Tim Heaton looks at the relationship between the two

Developers are from Mars, Publishers from Venus

Relationships are hard. You have to work at them, be understanding, sometimes give unconditional love, and tackle difficult issues with bravery and dignity. Some are storms; some are deep and long lasting.

And that’s just the relationships between developers and publishers. Don’t ask me about those people who inhabit your life when you’re not at work – that’s an even deeper mystery.

The connection between developers and publishers is the great, largely unwritten, story of video game history.

It makes the headlines sometimes when there’s a particularly nasty falling-out and it goes to court, or someone goes bust, but most of the time it’s entwined in the day-to-day way the business runs.I’ve been lucky enough to see the business from both sides.

My heart is in development, but my time spent at Electronic Arts opened my eyes to understanding how publishers work, the difficult decisions they need to make, and what’s important to them.

It changed my perception of how projects and relations should be managed.

I don’t think things change significantly if you’re an independent studio or owned by a publisher. In general it seems that projects are still managed in similar ways.

If you’re self-publishing you’re in a different position of course, and the death of publishers has long been suggested, but I don’t see that happening.

It could be argued that because of rising development costs and the difficulty in discovery across the social and mobile sectors, sugar daddies with access to investment money, and the power to build and control infrastructures and global marketing, will be as key to success as they were in the retail-only days.

SECURING INFLUENCE

In dealing with a developer, the publisher’s overriding need is to feel secure. It’s often making a huge bet on the game being made, and will do everything it can for assurance that it will get what it’s paying for.

Senior executives at a publisher stake their careers on projects they cannot closely control. So, obviously, a significant part of the role of the publisher is auditing the developer prior to a greenlight, and monitoring progress throughout development.

It seems to me that doing due diligence on a developer prior to a deal is really easy. It depends on one simple component: track record.

I would suggest that in games development, you’re likely to get projects done at quality thresholds and delivery dates in a similar fashion to those that the key staff on the project have achieved before.

Of course there are exceptions, but in a world of complex, disruptive issues, if it were my money, I’d be spending it on people who have hit my expectations before. If you’re working with a 70 per cent average Metacritic team and wanting 85 per cent, you really have to understand what needs to change.

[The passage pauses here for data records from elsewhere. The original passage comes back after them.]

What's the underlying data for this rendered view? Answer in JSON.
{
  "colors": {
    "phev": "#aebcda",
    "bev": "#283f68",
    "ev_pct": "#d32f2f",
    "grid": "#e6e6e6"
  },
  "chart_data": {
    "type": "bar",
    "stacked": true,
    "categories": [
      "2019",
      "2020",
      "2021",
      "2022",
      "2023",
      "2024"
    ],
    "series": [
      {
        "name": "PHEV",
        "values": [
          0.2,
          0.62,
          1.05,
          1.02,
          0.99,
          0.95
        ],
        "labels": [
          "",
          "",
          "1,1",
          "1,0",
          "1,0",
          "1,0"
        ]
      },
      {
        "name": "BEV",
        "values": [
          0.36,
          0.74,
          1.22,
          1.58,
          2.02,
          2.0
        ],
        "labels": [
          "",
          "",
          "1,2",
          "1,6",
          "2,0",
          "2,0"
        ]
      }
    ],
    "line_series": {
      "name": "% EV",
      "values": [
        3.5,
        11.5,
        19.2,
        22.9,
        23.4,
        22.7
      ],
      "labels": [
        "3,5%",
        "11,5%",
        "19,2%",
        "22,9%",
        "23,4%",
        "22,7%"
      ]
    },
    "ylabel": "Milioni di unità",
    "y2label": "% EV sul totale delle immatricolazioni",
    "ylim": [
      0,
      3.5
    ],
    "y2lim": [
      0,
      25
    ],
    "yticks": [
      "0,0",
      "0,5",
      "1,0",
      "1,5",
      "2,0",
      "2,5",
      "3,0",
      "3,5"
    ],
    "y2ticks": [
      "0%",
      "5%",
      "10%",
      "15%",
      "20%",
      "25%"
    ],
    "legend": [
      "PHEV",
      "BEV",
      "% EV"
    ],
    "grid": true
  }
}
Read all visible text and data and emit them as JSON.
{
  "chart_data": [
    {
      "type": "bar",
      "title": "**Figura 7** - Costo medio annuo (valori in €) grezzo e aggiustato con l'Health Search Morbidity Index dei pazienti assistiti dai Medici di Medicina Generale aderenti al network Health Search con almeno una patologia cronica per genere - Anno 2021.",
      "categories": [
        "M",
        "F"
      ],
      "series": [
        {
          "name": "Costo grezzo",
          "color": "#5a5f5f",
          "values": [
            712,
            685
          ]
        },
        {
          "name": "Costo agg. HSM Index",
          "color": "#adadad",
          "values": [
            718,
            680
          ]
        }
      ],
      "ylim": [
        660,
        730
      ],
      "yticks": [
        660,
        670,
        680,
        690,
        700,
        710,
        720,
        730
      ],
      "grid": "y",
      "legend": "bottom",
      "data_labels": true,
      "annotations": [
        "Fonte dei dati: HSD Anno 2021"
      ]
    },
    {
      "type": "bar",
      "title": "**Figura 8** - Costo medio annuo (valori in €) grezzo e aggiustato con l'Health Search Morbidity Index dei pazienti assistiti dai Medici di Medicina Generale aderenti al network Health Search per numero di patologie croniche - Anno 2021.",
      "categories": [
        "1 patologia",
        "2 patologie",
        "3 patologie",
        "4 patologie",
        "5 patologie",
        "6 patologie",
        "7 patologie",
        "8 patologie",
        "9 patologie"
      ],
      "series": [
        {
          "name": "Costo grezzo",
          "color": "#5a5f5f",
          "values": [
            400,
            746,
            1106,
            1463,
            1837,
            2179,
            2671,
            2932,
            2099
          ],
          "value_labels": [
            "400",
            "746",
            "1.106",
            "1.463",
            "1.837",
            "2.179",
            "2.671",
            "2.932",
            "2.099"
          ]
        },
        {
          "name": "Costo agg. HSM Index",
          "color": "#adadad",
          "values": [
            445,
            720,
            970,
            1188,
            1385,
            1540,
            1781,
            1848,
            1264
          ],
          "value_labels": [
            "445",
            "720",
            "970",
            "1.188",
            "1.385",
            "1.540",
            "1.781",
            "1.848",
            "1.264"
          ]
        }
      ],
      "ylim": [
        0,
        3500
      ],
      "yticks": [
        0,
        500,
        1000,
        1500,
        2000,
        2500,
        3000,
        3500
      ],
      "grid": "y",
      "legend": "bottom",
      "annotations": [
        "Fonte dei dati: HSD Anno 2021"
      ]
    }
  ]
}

The least important part of due diligence prior to the greenlight? The high-level concept. Sure, the game needs to fit into a publisher’s portfolio, and be in a broad genre where the publisher feels it can succeed.

But beyond that, successful games are all about the detailed implementation, and not the high-level concept. Most games change direction significantly during pre-production, and often in production too.

There’s no point obsessing on a concept at an early stage if you’re entering a relationship where the creative staff at a developer have shown their capability previously.

GOING GREEN

Once the game is greenlit, the day-to-day relationship is all about trust, hitting milestones, communicating issues and demonstrating an understanding of the objectives.

In addition, the most important and successful strategy for a developer is to manage communications up into the higher echelons of the publisher. Week-to-week communications often happen with a ‘publishing producer’, who then reports back up the organisation.

But usually publishers will also have internal review sessions, often quarterly, where the real decision-makers at the company want to see and hear that their big bets will pay off.

These are a huge opportunity, and should be taken very seriously. If it’s not quarterly reviews it may be ‘royal visits’, when the publishing chiefs visit, or specific milestones that will be reviewed at a high level.

These reviews need to create a buzz. The internal excitement at a publisher about a game is vital, and it’s importance often underestimated. All the best staff want to be associated with a success, and in these days of focused portfolios, marketing support will evaporate if there’s no will for it to succeed.

If you have heads of marketing and production leaving a meeting going ‘Wow, it looked really good’, and then sitting on a plane with the CEO saying the same thing, you’ve succeeded.

There’s a lot more to say about good practice between developers and publishers, so hopefully it’s a topic to come back to soon. But try not to disappoint or fall out with your publisher – currently, in games development, there really aren’t plenty more fish in the sea.